26. In my view these matter would arise for consideration in the instant suit filed by the petitioners. This suit filed by the petitioners is not a suit for declaration that the grant of probate be revoked but a suit for declaration that the consent decree dated September 7, 1948 passed in Testamentary Suit No. 10 of 1946 by this Hon'ble Court is a nullity and not binding upon plaintiffs. In the suit the petitioner also prayed for a declaration that the consent decree be set aside and cancelled on the ground of fraud. The suit has been filed under Section 34 of the Specific Relief Act 1963. In any event Section 34 of the Specific Belief Act, 1963 is not exhaustive of the cases in which a declaratory decree may be made and the Court has power to grant such a decree independently of the requirement of the section.
27. Any party to a suit or other proceedings may show that any judgment, order or decree which was proved by the adverse party was delivered by a Court not competent to deliver it Any party to a judgment or decree may avoid a judgment or decree by proving fraud or collusion by the adverse party. In other words, a decree can be challenged as nullity on the above grounds. This can be done by a separate suit.
28. Therefore I think this suit is, prima facie, maintainable.
29. With regard to the point of limitation raised by Mr. Mullick in my view there is no question of limitation because in this suit the consent decree has been challenged as nullity and void. There is also the question of fraud. In the plaint it has been pleaded that the petitioners came to know the consent decree on August 12, 1969. This is a question of fact to be tried in the suit
30. The otter point raised by Mr. Mullick as to delay in making this application will not affect the exercise or my discretion to grant an injunction in the instant case because from the facts placed before me, it appears that the probate. Court was not competent to pass the con-sent decree. If all these points which are now raised before me were placed before the executing Court, there may not have been any order for sale at all. It has been held by the Supreme Court that even at the execution stage or at any stage the Court can take into consideration the point that the Court which passed the decree which is sought to be executed was not competent to pass it. (See : 1SCR117 , Kiron Singh v. Chaman Paswan). Therefore the question of delay in this case is not of much importance.
31. In the premises, I think that there is sufficient prima facie case to go to trial and all the matters raised by the petitioners would be finally decided in the suit
32. During the pendency of the suit I cannot allow the residential house of the petitioners to be sold in execution of the consent decree passed by the probate Court. The daughter of Sm. Monorama Chandra has already been married. The property if sold would cause irreparable loss and injury to the petitioners because it is their residential house and if it is sold they would be turned out from their residential house.

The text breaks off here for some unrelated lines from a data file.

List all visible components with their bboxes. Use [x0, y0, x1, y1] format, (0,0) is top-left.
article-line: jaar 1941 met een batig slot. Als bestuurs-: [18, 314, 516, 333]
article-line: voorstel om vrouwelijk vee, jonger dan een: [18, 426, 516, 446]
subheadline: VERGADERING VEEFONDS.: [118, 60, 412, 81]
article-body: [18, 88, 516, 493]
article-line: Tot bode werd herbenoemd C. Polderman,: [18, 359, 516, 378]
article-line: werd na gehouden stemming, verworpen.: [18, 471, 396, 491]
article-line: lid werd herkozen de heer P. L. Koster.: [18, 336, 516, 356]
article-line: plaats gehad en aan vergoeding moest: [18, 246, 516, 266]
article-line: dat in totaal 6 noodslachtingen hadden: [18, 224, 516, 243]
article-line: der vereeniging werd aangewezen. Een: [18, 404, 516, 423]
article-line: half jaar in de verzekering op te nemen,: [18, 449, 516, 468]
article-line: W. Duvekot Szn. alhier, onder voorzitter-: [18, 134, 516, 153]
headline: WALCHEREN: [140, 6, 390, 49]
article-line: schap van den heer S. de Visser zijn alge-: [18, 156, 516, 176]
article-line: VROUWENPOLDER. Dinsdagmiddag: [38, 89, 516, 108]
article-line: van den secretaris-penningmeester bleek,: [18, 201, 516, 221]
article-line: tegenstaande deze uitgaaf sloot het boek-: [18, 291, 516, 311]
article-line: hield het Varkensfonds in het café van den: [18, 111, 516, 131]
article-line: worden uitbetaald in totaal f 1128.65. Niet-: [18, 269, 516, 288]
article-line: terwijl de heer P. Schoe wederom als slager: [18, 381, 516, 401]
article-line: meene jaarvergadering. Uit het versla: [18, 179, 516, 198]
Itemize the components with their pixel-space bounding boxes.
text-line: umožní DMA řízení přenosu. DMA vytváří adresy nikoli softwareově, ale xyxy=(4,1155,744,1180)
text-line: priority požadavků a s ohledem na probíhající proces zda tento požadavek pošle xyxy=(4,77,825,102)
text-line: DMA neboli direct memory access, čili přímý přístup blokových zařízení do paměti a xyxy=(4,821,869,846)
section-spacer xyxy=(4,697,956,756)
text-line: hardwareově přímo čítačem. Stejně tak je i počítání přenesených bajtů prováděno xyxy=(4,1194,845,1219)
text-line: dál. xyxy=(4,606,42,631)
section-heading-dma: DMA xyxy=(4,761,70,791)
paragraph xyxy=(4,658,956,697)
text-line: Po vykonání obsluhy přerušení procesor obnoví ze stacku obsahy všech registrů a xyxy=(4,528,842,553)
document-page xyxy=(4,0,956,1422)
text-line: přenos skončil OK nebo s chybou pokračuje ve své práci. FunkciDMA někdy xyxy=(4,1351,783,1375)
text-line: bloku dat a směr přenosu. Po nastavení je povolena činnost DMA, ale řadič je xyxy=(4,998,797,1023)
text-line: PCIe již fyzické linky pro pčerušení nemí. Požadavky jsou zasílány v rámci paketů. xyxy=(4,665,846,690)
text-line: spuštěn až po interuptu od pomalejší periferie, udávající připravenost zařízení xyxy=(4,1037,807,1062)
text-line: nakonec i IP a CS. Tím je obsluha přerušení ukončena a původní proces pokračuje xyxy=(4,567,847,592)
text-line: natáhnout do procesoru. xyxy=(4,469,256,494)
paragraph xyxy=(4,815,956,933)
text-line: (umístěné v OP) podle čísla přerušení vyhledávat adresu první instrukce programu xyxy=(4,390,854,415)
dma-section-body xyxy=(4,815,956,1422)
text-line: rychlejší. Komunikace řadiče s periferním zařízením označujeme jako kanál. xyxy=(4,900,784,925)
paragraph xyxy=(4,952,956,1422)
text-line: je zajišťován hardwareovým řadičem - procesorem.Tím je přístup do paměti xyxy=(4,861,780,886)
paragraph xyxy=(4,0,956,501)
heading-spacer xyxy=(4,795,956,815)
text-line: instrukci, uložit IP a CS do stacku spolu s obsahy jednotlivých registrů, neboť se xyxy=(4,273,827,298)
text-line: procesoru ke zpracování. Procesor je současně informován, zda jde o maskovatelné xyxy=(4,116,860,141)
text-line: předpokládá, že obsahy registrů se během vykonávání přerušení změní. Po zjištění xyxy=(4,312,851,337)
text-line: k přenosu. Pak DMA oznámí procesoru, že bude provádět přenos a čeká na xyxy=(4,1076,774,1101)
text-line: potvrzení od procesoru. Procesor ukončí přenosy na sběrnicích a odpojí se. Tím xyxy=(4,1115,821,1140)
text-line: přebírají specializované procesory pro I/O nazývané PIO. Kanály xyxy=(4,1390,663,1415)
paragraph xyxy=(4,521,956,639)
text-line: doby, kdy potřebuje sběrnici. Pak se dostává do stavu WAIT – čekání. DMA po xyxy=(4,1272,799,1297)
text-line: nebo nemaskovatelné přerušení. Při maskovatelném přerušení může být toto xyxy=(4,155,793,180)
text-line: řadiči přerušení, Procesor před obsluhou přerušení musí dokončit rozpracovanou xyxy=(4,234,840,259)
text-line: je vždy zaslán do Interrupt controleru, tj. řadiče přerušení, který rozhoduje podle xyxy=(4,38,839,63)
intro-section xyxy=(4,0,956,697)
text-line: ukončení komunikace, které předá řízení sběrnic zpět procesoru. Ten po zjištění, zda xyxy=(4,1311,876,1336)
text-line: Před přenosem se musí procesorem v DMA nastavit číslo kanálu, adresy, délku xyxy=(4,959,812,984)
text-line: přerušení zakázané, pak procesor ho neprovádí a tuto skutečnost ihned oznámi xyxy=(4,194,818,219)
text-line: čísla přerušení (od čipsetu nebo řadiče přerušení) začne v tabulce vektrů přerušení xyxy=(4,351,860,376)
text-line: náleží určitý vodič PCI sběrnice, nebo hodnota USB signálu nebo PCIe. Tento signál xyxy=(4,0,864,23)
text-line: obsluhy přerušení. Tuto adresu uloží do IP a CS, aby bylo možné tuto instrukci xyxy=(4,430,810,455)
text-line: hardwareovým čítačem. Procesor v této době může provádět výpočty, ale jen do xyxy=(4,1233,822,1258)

33. In view of the above matter there should be an order for injunction restraining the respondent Sm. Monorama Chandra from selling the said premises No. 21, Dr. Jagabanohu Lane, Calcutta in execution of the decree dated September 7, 1948 pending the disposal of the suit.
34. Accordingly there will be ad order in terms of prayers (a) (c) and (d) of the petition.
Sm. Monorama Chandra shall pay the costs of this application to the petitioners. The other parties except respondent No. 2D. Roy Solicitor shall pay and bear their own costs. The cost of respondent No. 2D. Roy will abide by the result of the suit.